Within the field of fine jewelry making, these modifications should be declared to the purchaser. In many countries, this is actually a legal requirement. For example, in the USA this is a federal regulation covered by Commercial Practices-Section 16:
23.24 Disclosure of treatments to gemstones.
It is unfair or deceptive to fail to disclose that a gemstone has been treated if:
(a) The treatment is not permanent. The seller should disclose that the gemstone has been treated and that the treatment is or may not be permanent;
(b) The treatment creates special care requirements for the gemstone. The seller should disclose that the gemstone has been treated and has special care requirements. It is also recommended that the seller disclose the special care requirements to the purchaser; or
(c) The treatment has a significant effect on the stone's value. The seller should disclose that the gemstone has been treated.
Note to §23.24: The disclosures outlined in this section are applicable to sellers at every level of trade, as defined in §23.0(b) of these guides, and they may be made at the point of sale prior to sale, except that where a product can be purchased without personally viewing the product (e.g., direct mail catalogs, online services, televised shopping programs), disclosure should be made in the solicitation for, or description of, the product.
Although there may be some slight modification to the text, this type of regulation is in place in most countries, so it's worth checking locally.
So you create jewelry using meta clay including fired gemstones for commercial purposes. Ask yourself:
"Do I know the impact and property changes of the gemstone I used?"
"Do I know the value of the gemstone I used after heat treating it?"
"Can I inform my clients of the additional care requirements of the heat treated gemstone?"
Am I pricing my pieces taking into consideration of the devalued gemstone?"
If you do not have clear answers these questions, then albeit unintentional, you are misleading / deceiving your clients and yourself.

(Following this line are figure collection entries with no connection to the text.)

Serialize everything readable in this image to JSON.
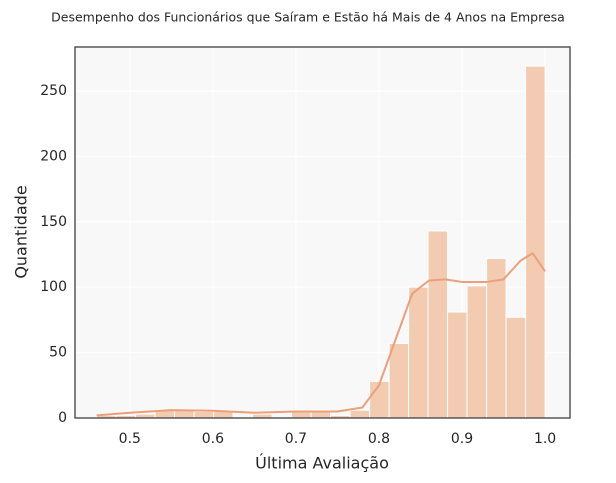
{
  "chart_data": {
    "type": "histogram",
    "title": "Desempenho dos Funcionários que Saíram e Estão há Mais de 4 Anos na Empresa",
    "x_label": "Última Avaliação",
    "y_label": "Quantidade",
    "bins": [
      0.46,
      0.4835,
      0.507,
      0.5304,
      0.5539,
      0.5774,
      0.6009,
      0.6243,
      0.6478,
      0.6713,
      0.6948,
      0.7183,
      0.7417,
      0.7652,
      0.7887,
      0.8122,
      0.8357,
      0.8591,
      0.8826,
      0.9061,
      0.9296,
      0.953,
      0.9765,
      1.0
    ],
    "counts": [
      2,
      2,
      3,
      6,
      6,
      5,
      5,
      0,
      3,
      0,
      6,
      6,
      2,
      6,
      28,
      57,
      100,
      143,
      81,
      101,
      122,
      77,
      269
    ],
    "color": "#f3cbb0",
    "kde": {
      "color": "#eba07c",
      "x": [
        0.46,
        0.5,
        0.55,
        0.6,
        0.65,
        0.7,
        0.75,
        0.78,
        0.8,
        0.82,
        0.84,
        0.86,
        0.88,
        0.9,
        0.93,
        0.95,
        0.97,
        0.985,
        1.0
      ],
      "values": [
        2,
        4,
        6,
        5.5,
        4,
        5,
        5,
        8,
        25,
        60,
        95,
        105,
        106,
        104,
        104,
        106,
        120,
        126,
        112
      ]
    },
    "xlim": [
      0.434,
      1.03
    ],
    "ylim": [
      0,
      283.6
    ],
    "xticks": [
      0.5,
      0.6,
      0.7,
      0.8,
      0.9,
      {
        "value": 1,
        "label": "1.0"
      }
    ],
    "yticks": [
      0,
      50,
      100,
      150,
      200,
      250
    ],
    "grid": true
  }
}
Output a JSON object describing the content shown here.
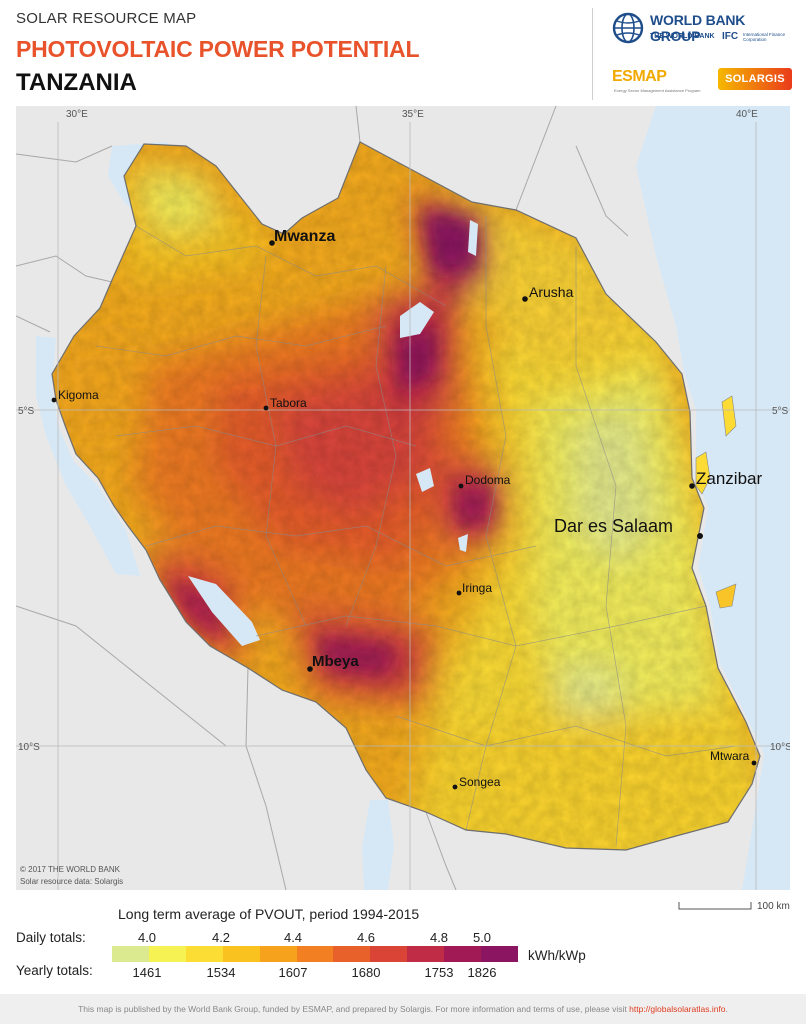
{
  "header": {
    "supertitle": "SOLAR RESOURCE MAP",
    "title": "PHOTOVOLTAIC POWER POTENTIAL",
    "country": "TANZANIA"
  },
  "logos": {
    "wbg": "WORLD BANK GROUP",
    "wbg_sub": "THE WORLD BANK",
    "ifc": "IFC",
    "ifc_sub": "International Finance Corporation",
    "esmap": "ESMAP",
    "esmap_sub": "Energy Sector Management Assistance Program",
    "solargis": "SOLARGIS"
  },
  "map": {
    "graticule": {
      "lon": [
        "30°E",
        "35°E",
        "40°E"
      ],
      "lat": [
        "5°S",
        "10°S"
      ]
    },
    "cities": [
      {
        "name": "Mwanza",
        "size": "large"
      },
      {
        "name": "Arusha",
        "size": "medium"
      },
      {
        "name": "Kigoma",
        "size": "small"
      },
      {
        "name": "Tabora",
        "size": "small"
      },
      {
        "name": "Dodoma",
        "size": "small"
      },
      {
        "name": "Zanzibar",
        "size": "large"
      },
      {
        "name": "Dar es Salaam",
        "size": "xlarge"
      },
      {
        "name": "Iringa",
        "size": "small"
      },
      {
        "name": "Mbeya",
        "size": "large"
      },
      {
        "name": "Songea",
        "size": "small"
      },
      {
        "name": "Mtwara",
        "size": "small"
      }
    ],
    "copyright": "© 2017 THE WORLD BANK",
    "source": "Solar resource data: Solargis",
    "colors": {
      "water": "#d6e8f6",
      "neighbors": "#e8e8e8",
      "border": "#9a9a9a"
    }
  },
  "legend": {
    "title": "Long term average of PVOUT, period 1994-2015",
    "daily_label": "Daily totals:",
    "yearly_label": "Yearly totals:",
    "daily_values": [
      "4.0",
      "4.2",
      "4.4",
      "4.6",
      "4.8",
      "5.0"
    ],
    "yearly_values": [
      "1461",
      "1534",
      "1607",
      "1680",
      "1753",
      "1826"
    ],
    "unit": "kWh/kWp",
    "scale_text": "100 km",
    "colors": [
      "#dcea8f",
      "#f6f254",
      "#fbdd33",
      "#fac21f",
      "#f7a21d",
      "#f27f22",
      "#e8602a",
      "#d94437",
      "#c02b45",
      "#a21a55",
      "#8b1560"
    ]
  },
  "footer": {
    "text": "This map is published by the World Bank Group, funded by ESMAP, and prepared by Solargis. For more information and terms of use, please visit",
    "link": "http://globalsolaratlas.info"
  }
}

Remember, learning requires developing experience based on understanding & application of the understanding. This may not always be easy, but it will inevitably lead to growth, the mastery of skills and ultimately achieving goals.
The application of "opinion" creates experience fraught with pit-falls and disappointment. It may seem easy at the start, but inevitably leads to limited growth and disillusionment (disinterest).